DSE proposes easier direct listing rules for private, multinational firms
Mohammad Mufazzal | Sunday, 5 July 2026
The Dhaka Stock Exchange (DSE) has drafted an amendment to its listing regulations to allow direct listing of private and multinational companies through a watered-down procedure.
The board of the premier bourse has approved the draft and sent it to the Bangladesh Securities and Exchange Commission (BSEC) for approval.
Direct listing means the listing of any non-listed securities or re-listing of any delisted securities, including those traded in the Over-the-Counter (OTC) market, on the exchanges through offloading existing shares instead of issuing new shares through a public offering.

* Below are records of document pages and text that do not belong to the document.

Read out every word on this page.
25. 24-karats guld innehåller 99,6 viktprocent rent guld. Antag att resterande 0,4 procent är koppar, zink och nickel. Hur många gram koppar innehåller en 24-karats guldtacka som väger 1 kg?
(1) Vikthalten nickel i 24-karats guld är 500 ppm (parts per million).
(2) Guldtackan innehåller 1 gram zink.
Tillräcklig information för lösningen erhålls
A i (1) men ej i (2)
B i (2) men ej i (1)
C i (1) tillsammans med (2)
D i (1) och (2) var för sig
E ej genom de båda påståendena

The listing regulations effective between 2006 and 2015 allowed direct listing of both private and public entities. But a number of private companies, including Khulna Power Company Ltd, offloaded shares in the market at inflated prices, giving undue benefits to sponsor-directors. That prompted imposition of an embargo on direct listing of private firms through an order.
Hence, the withdrawal of the restriction is required prior to amending the listing regulations for the direct listing of private and multinational entities.
The BSEC can repeal its own directive to remove the restriction, said a senior official of the securities regulator.
On the listing of multinational firms, a DSE official said the incumbent commission of the securities regulator has members with experience of working with foreign companies.
"So, they are likely to give inputs to the draft amendment to facilitate the listing of multinational organisations," the DSE official said.
In the draft amendment, the DSE has also proposed removing unnecessary compliance burdens from the listing procedure.
At present, a company willing to enter the secondary market through the direct listing method must have a minimum paid-up capital of Tk 300 million. The DSE wants this rule to be relaxed.
The existing regulations also require a company to show profits in three years out of the immediate past five accounting or financial years with a steady growth pattern. In the draft amendment, the DSE has eased this provision, proposing a requirement of profits for at least two out of five years ahead of the listing. It also suggested flexible rules for share offloading. Presently, a company is required to offload at least 10 per cent of its shares within 30 days of listing. The DSE is in favour of relaxing this provision so that companies can offload shares without feeling undue pressure.
The DSE expects that the simplified listing procedure, if approved, will attract non-listed companies.
On simplifying the listing procedure, DSE Managing Director Nuzhat Anwar said a company under the existing rules needs to submit "a pile of documents" along with the IPO proposal to the securities regulator and stock exchanges.
If the proposed amendment is passed, online submission of documents through any of the bourses' platforms will suffice. The relevant bourse will scrutinise the documents and submit them to the securities regulator.
The existing requirement of dual listing will also be waived. Issuers will have the freedom of choosing one exchange for listing, which will cut down the cost of listing.
"The BSEC chairman has told us that the regulator will facilitate the job of simplifying the listing procedure through more discussions with the Dhaka exchange and issue managers," said Ms Nuzhat.